Would appreciate your feedback on this.
Thank you,
Anji
Dear Anji,
The massater muscles are your ‘hinge’ muscles–they allow you to move your lower jaw. There are also large chewing muscles in your temples. If you place your palms on your temples and make a chewing movement, you will feel the temporal muscles moving. When these or other muscles around your neck, head and mouth are tight or develop ‘trigger points’ they can cause a lot of pain and symptoms just like yours.
We will assume that the dentist is correct and the diagnosis was good.
Perhaps when your husband was ill you had to sit in uncomfortable chairs while waiting for his treatments or in the hospital. Perhaps you have to drive far distances and your car seat doesn’t fit you well. Maybe you were clenching your teeth. Any poor postures can cause the jaw muscles to tighten. And sometimes muscles just don’t remember how to relax; they need a bit of help.
There are skilled massage therapists who know how to specifically release or relax these muscles. It may take a few sessions because there is only so much time in a session and when muscles are tight, it can take a bit of finessing to help them relax. I just saw a client for the second time and as we work, she learns what she can continue to do at home between monthly sessions.
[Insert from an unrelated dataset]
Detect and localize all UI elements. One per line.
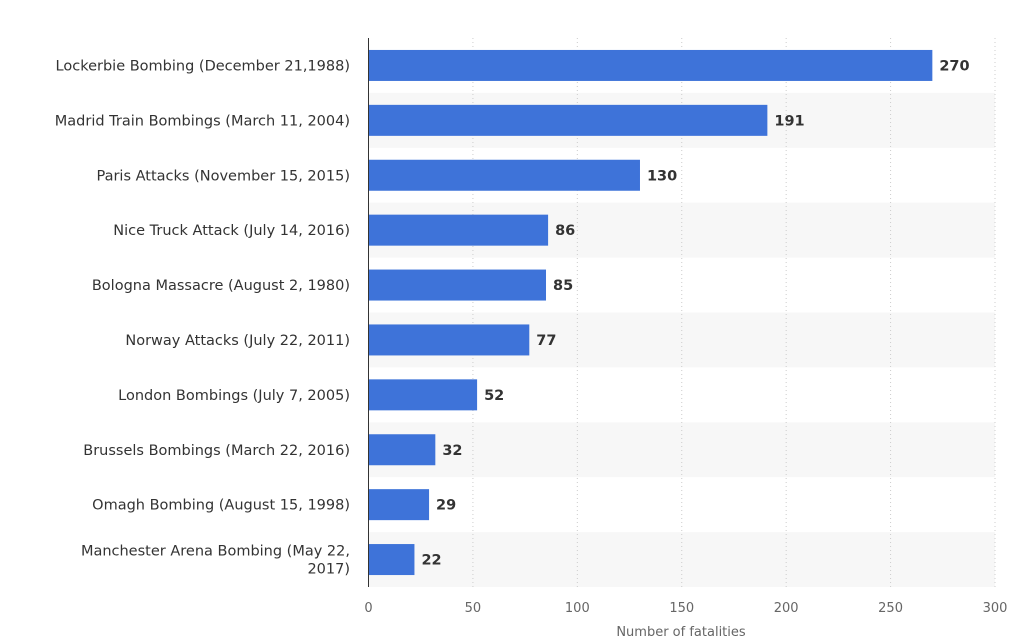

Fortunately, you can reach the muscles in your face and head yourself. In a nutshell, you will want to ‘pinch’ the hinge muscles between your thumb (goes inside your mouth on the opposite cheek) and your fingers (placed on the outside of your cheek.) You may have a lot of tenderness where you start but you want to get waaaay back toward the hinge. You will be able to feel the tight muscle. The idea is to compress it, press into it, get the blood flowing again and help it relax. You can do this around your whole mouth area as long as you don’t have long finger nails. You want to apply enough pressure that you feel some discomfort (about a 6 or 7 on a scale of 10.)
The temporal muscles can be warmed and relaxed by holding your hair close to your scalp and clenching your fingers around the hair to cause a pull. You can also warm them with warm packs as long as that doesn’t make it feel worse. You may find warm packs to be very helpful.
The jaw muscles will also cause ear pain and teeth pain.
If you’d like, just to be on the safe side, you might want to have a second dentist or oral surgeon look at the x-rays. Sometimes a second opinion is very helpful. The second person may see something the first didn’t. (I’m thinking infection.) But if you start squeezing and warming the muscles and start to feel better (even a bit) and still feel better the next day, that’s a big clue that muscles are the problem.
I hope this helps you get rid of the pain in your jaw. I’d love to know of your progress.